Virgin Hyperloop One took a major step toward realizing its goal of delivering a fully functioning Hyperloop transport system by 2021 with the successful test this month of a pod at speeds of 240 mph.
The full-scale test took place on December 15 at the company’s proving ground in Nevada and included the use of all system components including the airlock, electric propulsion, advanced controls and power electronics, custom magnetic levitation and guidance, pod suspension, and of course the vacuum.
Virgin Hyperloop One says the air pressure inside the tube when the system is running is equivalent to the air pressure you’d experience at 200,000 feet above sea level. It’s because of this extremely low air pressure that the pod can maintain high speeds with minimal energy use, a concept Tesla CEO Elon Musk proposed should be commercialized in a white paper he released in 2013. Virgin Hyperloop One’s targeted top speed for its Hyperloop system is 670 mph.

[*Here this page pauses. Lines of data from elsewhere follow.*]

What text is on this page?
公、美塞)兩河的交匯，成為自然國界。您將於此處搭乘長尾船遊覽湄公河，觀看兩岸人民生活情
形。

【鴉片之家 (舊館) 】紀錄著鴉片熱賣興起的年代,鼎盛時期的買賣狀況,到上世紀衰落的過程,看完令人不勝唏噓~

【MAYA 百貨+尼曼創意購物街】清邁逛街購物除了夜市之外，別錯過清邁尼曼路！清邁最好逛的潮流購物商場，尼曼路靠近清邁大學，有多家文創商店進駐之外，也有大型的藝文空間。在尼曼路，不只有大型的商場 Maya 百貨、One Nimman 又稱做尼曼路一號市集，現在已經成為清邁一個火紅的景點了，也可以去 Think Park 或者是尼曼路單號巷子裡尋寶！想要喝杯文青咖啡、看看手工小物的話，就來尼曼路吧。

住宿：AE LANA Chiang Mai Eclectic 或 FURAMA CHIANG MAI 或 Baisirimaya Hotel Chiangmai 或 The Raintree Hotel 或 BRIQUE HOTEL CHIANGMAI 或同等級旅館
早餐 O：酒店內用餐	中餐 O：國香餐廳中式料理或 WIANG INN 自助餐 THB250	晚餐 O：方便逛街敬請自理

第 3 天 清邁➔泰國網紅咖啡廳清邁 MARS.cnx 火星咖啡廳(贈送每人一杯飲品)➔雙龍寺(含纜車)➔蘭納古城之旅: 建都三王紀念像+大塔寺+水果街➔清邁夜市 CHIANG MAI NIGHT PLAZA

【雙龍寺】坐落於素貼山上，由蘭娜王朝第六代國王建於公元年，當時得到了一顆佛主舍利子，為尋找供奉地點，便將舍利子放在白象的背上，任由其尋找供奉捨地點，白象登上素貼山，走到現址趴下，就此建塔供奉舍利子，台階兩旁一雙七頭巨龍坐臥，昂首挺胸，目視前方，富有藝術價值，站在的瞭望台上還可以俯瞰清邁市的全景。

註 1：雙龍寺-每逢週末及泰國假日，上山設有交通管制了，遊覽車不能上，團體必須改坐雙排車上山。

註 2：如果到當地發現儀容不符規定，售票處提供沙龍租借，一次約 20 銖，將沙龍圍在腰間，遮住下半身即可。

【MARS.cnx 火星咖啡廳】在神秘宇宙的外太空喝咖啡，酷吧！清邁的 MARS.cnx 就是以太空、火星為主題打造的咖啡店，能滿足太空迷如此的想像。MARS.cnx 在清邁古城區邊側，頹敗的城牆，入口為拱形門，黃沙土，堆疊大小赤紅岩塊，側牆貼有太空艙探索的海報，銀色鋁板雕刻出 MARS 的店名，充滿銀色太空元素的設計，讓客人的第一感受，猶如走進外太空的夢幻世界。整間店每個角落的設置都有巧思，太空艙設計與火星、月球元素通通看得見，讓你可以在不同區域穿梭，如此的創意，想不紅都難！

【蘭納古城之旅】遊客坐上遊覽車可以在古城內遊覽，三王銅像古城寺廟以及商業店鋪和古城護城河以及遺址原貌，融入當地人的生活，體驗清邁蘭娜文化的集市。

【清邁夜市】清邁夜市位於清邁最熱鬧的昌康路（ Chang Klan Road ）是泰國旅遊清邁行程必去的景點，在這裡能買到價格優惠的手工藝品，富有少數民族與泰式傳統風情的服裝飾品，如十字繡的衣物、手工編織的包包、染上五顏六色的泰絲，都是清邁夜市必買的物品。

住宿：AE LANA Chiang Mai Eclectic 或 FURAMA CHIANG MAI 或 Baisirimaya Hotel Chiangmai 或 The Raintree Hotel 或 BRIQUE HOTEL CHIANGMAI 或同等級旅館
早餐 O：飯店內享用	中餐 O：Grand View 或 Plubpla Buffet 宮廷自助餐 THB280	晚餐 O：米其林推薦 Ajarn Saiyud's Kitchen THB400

Virgin Hyperloop One also announced on Monday that Richard Branson, founder of key sponsor Virgin, will serve as company Chairman. He replaces company founder Shervin Pishevar, who recently stepped down from Virgin Hyperloop One as well as his Sherpa Capital investment firm following sexual assault allegations. The company also managed to raise an additional $50 million, bringing the total financing raised to $295 million since the founding in 2014.
Virgin Hyperloop One has feasibility studies underway for both passenger and cargo Hyperloops in a number of countries, including the United States, the United Kingdom, the United Arab Emirates, Russia, Switzerland, Sweden, the Netherlands, and Finland. The company in 2016 previewed what using a future Hyperloop system might be like.